Airline Fees: A Race to the Bottom

A recent NYT article touched on the issue of charging airline passengers fees for small components of the service experience.  How close are we to the world that a Southwest commercial famously parodied, where customers have to scrounge for quarters to open up the overhead bins?  Not far, it seems.  Airlines have an emotional hurdle to charging extra for carry-on bags, but virtually everything else is fair game.

The economics of this decision are understandable.  Airlines have been losing money on ticket prices, claiming that the prices the market will bear are not enough to cover their unyielding costs.  The revenue they get from fees drops almost directly to the bottom line.  Fees translate into “pure profit” because there is very little incremental cost in, say, sitting in an aisle seat.

But as airlines chase each other down the fees rabbit hole, customer goodwill is likely to follow.  Customers hate being nickled and dimed in-flight, particularly those who fly regularly.  So why do so many airlines think they’ll prevail by giving their best customers a reason to hate them?  It feels like an entire industry is throwing in the towel.

The game is over when service executives assume that customers don’t value the difference between good and bad service.
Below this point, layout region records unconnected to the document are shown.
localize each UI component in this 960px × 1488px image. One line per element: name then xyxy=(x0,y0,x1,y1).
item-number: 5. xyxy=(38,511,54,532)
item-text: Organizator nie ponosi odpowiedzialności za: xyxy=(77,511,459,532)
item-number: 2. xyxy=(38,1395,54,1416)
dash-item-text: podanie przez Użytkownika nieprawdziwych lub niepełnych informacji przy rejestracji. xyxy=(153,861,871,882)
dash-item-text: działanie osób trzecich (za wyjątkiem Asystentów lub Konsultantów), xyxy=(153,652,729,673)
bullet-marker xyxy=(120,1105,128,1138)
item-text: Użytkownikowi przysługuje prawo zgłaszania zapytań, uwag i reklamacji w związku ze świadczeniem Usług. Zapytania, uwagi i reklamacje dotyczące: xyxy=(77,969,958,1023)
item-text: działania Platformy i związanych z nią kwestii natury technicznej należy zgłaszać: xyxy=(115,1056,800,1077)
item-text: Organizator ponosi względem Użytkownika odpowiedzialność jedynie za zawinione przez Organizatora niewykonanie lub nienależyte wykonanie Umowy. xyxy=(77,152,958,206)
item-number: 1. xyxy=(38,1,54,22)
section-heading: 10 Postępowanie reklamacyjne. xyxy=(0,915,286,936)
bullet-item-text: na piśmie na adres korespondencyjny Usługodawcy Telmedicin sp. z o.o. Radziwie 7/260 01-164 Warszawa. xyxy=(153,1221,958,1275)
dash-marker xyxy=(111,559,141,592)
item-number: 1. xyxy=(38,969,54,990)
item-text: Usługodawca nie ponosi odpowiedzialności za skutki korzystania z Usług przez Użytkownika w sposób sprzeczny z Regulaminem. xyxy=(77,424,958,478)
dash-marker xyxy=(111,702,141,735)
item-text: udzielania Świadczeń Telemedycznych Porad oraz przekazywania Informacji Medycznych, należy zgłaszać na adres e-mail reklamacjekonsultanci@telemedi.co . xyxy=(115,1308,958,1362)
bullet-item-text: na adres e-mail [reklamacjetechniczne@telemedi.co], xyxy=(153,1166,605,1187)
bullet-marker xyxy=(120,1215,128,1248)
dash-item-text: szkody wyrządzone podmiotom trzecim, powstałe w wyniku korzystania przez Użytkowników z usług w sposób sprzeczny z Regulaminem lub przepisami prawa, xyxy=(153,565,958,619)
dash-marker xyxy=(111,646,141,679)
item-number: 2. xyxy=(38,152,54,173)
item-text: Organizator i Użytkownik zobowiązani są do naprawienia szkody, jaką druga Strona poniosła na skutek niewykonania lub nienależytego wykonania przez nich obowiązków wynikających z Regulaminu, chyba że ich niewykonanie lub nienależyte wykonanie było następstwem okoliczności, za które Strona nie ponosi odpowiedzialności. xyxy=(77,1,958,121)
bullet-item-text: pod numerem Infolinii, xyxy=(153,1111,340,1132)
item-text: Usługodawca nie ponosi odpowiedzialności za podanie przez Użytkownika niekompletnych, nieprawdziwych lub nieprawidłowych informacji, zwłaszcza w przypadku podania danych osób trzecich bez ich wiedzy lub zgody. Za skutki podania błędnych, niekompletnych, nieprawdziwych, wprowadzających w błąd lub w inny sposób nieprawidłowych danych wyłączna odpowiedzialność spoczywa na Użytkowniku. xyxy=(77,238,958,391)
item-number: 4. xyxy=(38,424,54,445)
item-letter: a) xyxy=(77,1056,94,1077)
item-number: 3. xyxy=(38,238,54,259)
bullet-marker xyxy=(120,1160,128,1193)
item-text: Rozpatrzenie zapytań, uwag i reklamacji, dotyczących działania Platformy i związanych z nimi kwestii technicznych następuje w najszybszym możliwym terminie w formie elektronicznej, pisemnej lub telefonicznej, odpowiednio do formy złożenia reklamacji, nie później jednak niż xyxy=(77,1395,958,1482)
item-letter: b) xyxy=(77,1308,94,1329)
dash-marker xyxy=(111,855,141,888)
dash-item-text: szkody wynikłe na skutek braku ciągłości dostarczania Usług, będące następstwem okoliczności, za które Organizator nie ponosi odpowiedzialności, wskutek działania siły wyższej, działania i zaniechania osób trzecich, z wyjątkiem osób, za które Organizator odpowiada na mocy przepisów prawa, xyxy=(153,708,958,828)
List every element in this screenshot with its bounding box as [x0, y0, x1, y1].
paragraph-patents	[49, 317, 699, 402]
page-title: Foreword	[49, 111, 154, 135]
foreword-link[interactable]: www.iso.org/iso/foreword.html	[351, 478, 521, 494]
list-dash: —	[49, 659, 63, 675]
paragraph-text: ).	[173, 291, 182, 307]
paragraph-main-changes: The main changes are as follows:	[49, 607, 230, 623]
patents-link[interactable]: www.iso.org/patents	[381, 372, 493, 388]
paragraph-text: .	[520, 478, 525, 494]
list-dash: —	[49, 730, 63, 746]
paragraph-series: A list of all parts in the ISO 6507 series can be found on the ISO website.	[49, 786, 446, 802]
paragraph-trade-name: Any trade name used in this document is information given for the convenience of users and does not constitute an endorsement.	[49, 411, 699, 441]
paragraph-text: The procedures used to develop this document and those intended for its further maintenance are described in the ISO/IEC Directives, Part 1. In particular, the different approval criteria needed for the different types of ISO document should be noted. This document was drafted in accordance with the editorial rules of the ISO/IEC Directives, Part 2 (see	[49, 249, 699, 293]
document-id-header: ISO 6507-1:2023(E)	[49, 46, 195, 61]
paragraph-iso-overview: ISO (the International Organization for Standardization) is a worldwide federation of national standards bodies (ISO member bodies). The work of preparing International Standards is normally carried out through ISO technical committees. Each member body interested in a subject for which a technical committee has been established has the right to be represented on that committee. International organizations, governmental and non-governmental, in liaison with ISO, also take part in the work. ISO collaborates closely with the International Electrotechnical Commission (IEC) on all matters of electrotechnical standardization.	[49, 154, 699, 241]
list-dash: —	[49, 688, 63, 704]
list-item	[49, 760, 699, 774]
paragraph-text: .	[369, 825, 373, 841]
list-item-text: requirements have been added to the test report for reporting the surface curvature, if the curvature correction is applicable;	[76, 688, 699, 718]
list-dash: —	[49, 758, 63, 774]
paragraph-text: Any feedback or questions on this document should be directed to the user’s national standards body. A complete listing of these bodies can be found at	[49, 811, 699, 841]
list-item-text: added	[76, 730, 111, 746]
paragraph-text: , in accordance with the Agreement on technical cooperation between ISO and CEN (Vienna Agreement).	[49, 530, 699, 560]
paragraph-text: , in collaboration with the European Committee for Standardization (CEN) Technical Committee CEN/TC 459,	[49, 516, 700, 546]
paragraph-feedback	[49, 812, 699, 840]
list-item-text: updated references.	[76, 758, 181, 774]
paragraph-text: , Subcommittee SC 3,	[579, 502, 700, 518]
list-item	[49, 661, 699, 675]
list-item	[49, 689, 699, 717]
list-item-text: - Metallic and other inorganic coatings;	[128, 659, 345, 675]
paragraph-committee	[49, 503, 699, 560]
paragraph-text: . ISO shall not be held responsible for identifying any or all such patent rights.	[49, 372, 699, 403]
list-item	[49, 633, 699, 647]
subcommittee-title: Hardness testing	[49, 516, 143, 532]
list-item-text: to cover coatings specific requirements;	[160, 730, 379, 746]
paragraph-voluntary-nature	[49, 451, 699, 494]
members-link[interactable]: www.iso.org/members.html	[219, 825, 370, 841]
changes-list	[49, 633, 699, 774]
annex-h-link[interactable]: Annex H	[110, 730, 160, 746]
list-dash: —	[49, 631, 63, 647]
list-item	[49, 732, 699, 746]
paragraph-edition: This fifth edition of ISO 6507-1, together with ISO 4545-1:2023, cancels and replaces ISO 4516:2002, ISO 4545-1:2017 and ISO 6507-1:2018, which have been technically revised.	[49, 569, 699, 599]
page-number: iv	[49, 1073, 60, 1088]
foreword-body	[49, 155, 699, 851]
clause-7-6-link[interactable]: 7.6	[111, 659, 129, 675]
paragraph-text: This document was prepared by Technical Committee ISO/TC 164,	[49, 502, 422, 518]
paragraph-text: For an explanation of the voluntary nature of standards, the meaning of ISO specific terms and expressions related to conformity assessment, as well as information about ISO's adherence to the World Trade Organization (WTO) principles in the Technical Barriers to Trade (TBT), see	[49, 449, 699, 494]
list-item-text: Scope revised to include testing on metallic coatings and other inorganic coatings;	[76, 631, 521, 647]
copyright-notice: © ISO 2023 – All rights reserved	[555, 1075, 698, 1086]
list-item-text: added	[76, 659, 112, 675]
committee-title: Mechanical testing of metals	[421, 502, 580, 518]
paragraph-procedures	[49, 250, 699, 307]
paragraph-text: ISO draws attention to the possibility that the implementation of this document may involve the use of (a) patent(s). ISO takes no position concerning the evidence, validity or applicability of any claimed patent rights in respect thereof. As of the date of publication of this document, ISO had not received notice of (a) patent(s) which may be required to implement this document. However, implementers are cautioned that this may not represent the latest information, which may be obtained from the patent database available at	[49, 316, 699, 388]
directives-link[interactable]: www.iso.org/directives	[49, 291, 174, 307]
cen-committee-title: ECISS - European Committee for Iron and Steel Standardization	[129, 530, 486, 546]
When this happens, whole industries can get stuck in a competitive death spiral where they try to get a larger and larger piece of a fixed pie they share with their customers.  This is happening with airlines today, but it doesn’t have to be this way.  Competing on service can increase the size of the pie and make everyone better off (customers, employees and owners), even in low-margin businesses.

Why is it so difficult to make this leap?  Because differentiating, by definition, requires doing things differently.  Managers with things to lose (a career in a conservative culture) have powerful incentives to keep doing the same things only harder, to run faster than their competitors rather than create a whole new game.

Most airlines are not just running the same, tired race — they’re now asking their customers and employees to do the running for them.  That’s what the proliferation of fees represents.  Rather than delivering an exceptional experience or innovating on costs, airlines are designing elaborate schemes to charge customers extra without giving them anything in return.  And then they’re throwing their frontline employees out there to deal with customers’ angry response.  My advice is to reroute the creativity from fee schemes to service.  We’re getting close to the point where most airlines have nothing to lose from trying.

4 Responses to Airline Fees: A Race to the Bottom

  1. paulmalone54 says:

    I believe that the current US consumer mentality ( get to the lowest immediate cost for ME RIGHT NOW and I don’t care what happens to the next guy ) has driven the airlines and almost every other business to focus on delivering the lowest price to consumers every time.
    As you know, this ultimately destroys jobs, businesses and families because the focus is on money/cost rather than value.
    Next time you call a business and get India or Jamaica on the call you’ll know that business is focused on cost. Ask the Indians or Jamaicans to solve a real problem you have and see where you get.
    Please ask your readers to read “Supercapitalism” by Robert Reich.
    It’s a very interesting look at what made us an economic superpower and what will ultimately destroy us unless we turn from our selfish ways.

  2. Excellent article. I hope more disruptors enter this space, such as Porter Airlines out of Toronto. Something’s got to give.

  3. Mike Toffel says:

    I think airlines have gotten their luggage add-on charges exactly reversed. They charge for checked luggage, which leads people to carry on more luggage which slows loading and unloading (“planing and deplaning). Seems to me they should charge for carry-ons, and allow two free checked bags. Don’t tell the airlines though, because I personally like free carry-ons. Just sayin’. Wonder why they do it their (backwards) way. Perhaps they think it’s more expensive to handle checked bags, but I wonder if that’s even true from a marginal cost perspective.

  4. Josh Bronstein says:

    I spent this summer trying to convince leaders of a major US airline to invest more in improving the performance of front line employees to drive improved service, but I respectfully disagree with the notion that bag fees have all that much to do with service quality. If we all felt like we were experiencing consistent world class service when flying, I don’t think most of us would mind paying a bit to check a bag.

    There are serious costs associated with transporting bags—especially those that are too large or too heavy to be carried on—and it’s only fair to ask the customers who consume that service to assume some modest costs. Besides, most airlines exempt their “best” customers, regular travelers and highest revenue ticket purchasers, from the fees.

    The problem lies not in the fees, but in the delivery of the “message” from often unfriendly, inflexible, and over-worked service representatives. With seniority based incentives preventing the implementation of modern performance management systems, airlines reward complacency—even among non-unionized employees—while they tie their own hands with regards to service improvement. Until bold leaders have the courage to measure front line employee performance and design incentive systems that identify and reward customer-focused behaviors, I believe poor service is here to stay…with or without bag fees.